В издаваемой им аугсбургской газете «Allgemeinen Zeitung» он всячески защищал конституционный проект, предложенный королем и правительством. Котта слыл «верным сыном раннего либерализма».{193} Он критиковал неуступчивость старовюртембергской оппозиции, которая спорила лишь о формулировках, в то время как речь должна была идти об истинных свободах. Котта считал политические взгляды самого короля и правительства гораздо более либеральными, чем аргументы противников конституции, и всякий раз взывал к здравому смыслу старо-вюртембержцев. Он стремился привлечь сторонников медиатизации к активной конституционной работе и выступал за двухпалатный парламент. Король был благодарен ему за большой личный вклад в общее дело и 7 ноября 1817 г. присвоил барону Иоганну Генриху Котта фон Коттендорфу титул имперского дворянина.
Котта пользовался большим доверием королевской четы. Он продолжал свою работу в управлении Благотворительного союза и горячо отстаивал необходимость создания сберегательных касс. Но нападки госпожи фон Цеппелин сильно задели его самолюбие. И когда Екатерина Павловна захотела ввести его в правление сберегательной кассы, Котта категорически отказался. Его политической карьере это нисколько не повредило; и король, и королева относились к нему по-прежнему. Кроме того, как советник Вильгельма I по вопросам, касающимся взаимоотношений Вюртемберга с другими членами Германского союза, Котта был практически незаменим.
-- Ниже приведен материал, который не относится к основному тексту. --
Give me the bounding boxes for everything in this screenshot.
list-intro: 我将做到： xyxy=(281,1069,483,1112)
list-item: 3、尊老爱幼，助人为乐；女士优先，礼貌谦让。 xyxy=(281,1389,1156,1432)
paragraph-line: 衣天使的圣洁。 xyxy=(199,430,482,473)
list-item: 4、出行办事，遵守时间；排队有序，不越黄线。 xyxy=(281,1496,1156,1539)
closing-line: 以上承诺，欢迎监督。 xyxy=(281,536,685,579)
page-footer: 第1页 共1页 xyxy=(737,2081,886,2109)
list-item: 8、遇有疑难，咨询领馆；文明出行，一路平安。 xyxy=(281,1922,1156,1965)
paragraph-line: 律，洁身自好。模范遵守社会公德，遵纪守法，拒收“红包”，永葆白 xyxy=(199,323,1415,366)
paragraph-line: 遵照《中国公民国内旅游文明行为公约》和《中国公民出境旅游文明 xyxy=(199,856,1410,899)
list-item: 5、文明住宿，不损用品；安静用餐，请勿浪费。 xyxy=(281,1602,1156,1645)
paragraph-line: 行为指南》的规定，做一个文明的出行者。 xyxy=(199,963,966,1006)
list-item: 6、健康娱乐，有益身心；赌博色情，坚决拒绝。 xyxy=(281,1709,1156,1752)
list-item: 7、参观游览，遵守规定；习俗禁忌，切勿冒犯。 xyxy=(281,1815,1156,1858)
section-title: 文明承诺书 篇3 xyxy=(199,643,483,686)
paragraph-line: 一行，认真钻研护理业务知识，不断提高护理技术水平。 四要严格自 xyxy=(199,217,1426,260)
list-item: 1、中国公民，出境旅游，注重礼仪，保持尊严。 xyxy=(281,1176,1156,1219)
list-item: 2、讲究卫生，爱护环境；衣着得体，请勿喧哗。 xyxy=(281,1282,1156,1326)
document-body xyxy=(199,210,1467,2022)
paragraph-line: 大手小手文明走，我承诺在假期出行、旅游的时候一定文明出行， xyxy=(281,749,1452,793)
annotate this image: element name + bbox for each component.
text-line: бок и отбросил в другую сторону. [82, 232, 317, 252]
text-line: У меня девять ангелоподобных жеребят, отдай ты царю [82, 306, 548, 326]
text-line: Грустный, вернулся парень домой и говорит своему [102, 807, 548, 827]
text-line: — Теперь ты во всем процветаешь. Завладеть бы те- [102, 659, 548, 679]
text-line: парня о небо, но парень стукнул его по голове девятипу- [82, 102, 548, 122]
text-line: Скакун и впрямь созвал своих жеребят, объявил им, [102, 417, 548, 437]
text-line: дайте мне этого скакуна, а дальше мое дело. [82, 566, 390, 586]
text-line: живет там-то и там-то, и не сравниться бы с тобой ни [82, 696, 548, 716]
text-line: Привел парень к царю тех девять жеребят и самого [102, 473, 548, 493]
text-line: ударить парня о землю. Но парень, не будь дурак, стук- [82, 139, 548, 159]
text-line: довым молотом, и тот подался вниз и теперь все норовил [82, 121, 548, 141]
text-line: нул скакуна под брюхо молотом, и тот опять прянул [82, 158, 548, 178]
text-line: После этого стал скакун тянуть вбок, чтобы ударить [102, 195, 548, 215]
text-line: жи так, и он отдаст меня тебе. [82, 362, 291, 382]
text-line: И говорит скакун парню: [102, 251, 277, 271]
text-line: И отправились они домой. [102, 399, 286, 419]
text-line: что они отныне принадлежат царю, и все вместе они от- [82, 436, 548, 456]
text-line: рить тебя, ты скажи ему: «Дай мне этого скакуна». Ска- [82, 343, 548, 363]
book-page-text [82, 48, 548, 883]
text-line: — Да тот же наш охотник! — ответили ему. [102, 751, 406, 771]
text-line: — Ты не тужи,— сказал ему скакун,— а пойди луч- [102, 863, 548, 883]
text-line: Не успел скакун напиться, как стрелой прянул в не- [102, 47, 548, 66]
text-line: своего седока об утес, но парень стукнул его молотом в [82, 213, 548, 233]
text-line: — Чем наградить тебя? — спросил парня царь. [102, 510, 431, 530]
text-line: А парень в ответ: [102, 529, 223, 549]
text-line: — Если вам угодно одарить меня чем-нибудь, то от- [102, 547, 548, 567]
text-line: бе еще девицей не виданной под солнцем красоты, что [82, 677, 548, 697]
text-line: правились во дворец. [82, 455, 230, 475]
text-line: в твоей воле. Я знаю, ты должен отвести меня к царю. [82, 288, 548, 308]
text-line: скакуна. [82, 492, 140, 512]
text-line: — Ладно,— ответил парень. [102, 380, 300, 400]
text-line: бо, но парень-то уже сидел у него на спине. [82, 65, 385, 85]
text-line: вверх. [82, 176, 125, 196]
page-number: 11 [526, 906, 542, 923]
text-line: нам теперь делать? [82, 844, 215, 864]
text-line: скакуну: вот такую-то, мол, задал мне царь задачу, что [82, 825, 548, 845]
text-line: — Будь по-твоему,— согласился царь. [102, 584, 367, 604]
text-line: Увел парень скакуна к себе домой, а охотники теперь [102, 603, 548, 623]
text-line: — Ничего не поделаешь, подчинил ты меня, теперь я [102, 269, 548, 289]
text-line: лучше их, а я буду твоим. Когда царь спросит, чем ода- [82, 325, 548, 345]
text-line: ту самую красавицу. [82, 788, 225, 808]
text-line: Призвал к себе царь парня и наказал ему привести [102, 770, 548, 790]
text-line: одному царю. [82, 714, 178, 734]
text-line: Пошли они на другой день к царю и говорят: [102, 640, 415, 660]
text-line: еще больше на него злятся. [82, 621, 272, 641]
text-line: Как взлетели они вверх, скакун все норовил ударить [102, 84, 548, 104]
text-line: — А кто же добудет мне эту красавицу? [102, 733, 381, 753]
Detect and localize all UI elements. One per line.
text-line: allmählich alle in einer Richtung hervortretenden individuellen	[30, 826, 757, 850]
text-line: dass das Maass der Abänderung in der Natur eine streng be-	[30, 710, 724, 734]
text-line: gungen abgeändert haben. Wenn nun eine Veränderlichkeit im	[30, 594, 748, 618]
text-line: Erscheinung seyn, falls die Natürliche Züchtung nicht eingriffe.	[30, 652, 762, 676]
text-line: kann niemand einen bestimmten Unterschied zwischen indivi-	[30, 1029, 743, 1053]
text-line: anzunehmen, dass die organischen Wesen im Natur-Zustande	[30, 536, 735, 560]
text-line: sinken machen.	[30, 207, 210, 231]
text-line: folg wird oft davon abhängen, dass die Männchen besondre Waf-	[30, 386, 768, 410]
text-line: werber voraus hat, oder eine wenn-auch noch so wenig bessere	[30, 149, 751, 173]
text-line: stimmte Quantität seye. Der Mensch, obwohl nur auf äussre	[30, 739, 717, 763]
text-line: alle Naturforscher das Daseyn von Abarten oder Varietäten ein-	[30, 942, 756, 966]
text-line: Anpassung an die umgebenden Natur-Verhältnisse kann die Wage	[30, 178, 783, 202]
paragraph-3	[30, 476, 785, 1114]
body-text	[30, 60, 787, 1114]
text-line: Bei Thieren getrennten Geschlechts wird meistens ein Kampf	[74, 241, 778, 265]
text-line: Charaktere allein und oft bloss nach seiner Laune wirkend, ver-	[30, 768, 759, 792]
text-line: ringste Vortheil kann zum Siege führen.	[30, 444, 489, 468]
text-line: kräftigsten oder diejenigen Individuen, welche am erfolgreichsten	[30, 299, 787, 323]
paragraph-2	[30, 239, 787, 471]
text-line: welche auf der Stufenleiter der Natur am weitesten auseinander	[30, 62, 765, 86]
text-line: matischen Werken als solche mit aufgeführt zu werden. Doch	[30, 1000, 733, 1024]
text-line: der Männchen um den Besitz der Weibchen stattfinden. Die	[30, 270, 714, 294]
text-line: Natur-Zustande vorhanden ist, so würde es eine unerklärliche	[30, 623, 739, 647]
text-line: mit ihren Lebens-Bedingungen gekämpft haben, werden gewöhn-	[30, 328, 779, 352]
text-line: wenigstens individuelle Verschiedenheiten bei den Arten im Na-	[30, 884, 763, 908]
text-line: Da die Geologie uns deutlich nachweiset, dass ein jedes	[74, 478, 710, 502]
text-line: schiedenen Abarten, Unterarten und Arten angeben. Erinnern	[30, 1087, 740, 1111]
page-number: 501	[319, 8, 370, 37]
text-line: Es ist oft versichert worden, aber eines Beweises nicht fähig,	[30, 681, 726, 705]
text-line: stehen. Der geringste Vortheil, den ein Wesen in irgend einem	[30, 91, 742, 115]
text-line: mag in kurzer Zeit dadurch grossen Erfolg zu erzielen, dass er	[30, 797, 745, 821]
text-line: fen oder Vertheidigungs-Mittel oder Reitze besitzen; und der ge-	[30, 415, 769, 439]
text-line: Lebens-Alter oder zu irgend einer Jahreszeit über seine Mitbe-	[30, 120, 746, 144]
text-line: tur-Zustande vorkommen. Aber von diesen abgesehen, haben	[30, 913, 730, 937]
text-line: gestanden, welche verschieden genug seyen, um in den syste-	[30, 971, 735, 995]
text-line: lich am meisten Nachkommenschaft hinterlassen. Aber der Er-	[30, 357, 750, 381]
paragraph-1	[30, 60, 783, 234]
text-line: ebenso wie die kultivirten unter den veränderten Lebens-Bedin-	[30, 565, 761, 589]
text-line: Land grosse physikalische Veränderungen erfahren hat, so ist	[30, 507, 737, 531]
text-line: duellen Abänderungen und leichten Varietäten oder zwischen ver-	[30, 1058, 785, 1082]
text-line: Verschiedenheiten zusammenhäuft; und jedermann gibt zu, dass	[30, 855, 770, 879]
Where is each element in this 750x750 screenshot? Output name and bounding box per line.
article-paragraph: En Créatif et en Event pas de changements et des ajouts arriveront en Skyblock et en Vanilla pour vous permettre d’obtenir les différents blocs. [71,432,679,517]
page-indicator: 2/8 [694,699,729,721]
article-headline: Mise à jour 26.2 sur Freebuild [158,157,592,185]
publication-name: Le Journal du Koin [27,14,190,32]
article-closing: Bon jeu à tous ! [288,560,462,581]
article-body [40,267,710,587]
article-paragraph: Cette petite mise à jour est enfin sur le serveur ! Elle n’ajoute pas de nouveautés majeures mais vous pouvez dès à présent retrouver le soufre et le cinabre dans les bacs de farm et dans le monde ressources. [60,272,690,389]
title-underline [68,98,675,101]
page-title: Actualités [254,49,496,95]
А тем временем споры по поводу организации сберкасс не утихали. Спорили о самом названии «сберегательный банк» или «сберегательная касса», о выборе подходящих лиц в правление, об организационных вопросах и о самой идее. Екатерина Павловна не позволяла расслабляться и форсировала осуществление проекта, так что весной 1818 г. он можно было уже приступить к его реализации. Королева была полна радужных надежд по двум причинам: во-первых, с осени 1817 г. она вновь ждала ребенка, надеясь на рождение наследника престола, и, во-вторых, идея сберегательных касс получала наконец свое практическое воплощение, расширив деятельность Благотворительного союза.
27 февраля 1818 г. король дал свое согласие на учреждение сберегательных касс. В правительственном листке появилось торжественное заявление: «Всем известно, что многие бедняки именно потому остаются бедными, что не умеют бережно расходовать то немногое, чем они владеют, ведь маленькие доходы гораздо легче потратить, если при этом нет никакой определенной цели, так что даже экономный бедняк только потому не может улучшить своего положения, что он не понимает, как с умом и пользой распорядиться собственными сбережениями»{194}. Впрочем, власти, конечно же, не могли переложить всю ответственность за бедность народа на его недостаточную бережливость, хотя успешно работающий Благотворительный союз и руководствовался девизом «научить самому оказывать себе помощь». Сберегательные кассы должны были стать еще одним важным элементом в социальной политике государства и местных властей и ни в коем случае не освобождали правительство от обязанности заботиться о своих малоимущих гражданах.
Екатерина подходила к решению организационных вопросов со знанием дела. Она действовала от имени короля: «Его Королевское Величество в своем Высочайшем декрете от 27 сего месяца одобрил привлечение членов Центрального управления Благотворительного союза к руководству сберегательной кассой, создаваемой на благо бедных слоев населения, и поручил Центральному управлению учредить данную организацию и наладить ее работу». Это был важный момент: Центральное управление Благотворительного союза получало от короля указание организовать работу сберегательной кассы. Обе организации зависели друг от друга и должны были поддерживать друг друга. Одновременно с этим Благотворительный союз через комиссию по делам бедноты при Министерстве внутренних дел был тесно связан с государственными чиновниками. Так что задуманное мероприятие через несколько месяцев приобрело характер единой и согласованной политики короля, государства и администрации, а не осталось единичным актом благодеяния доброй королевы.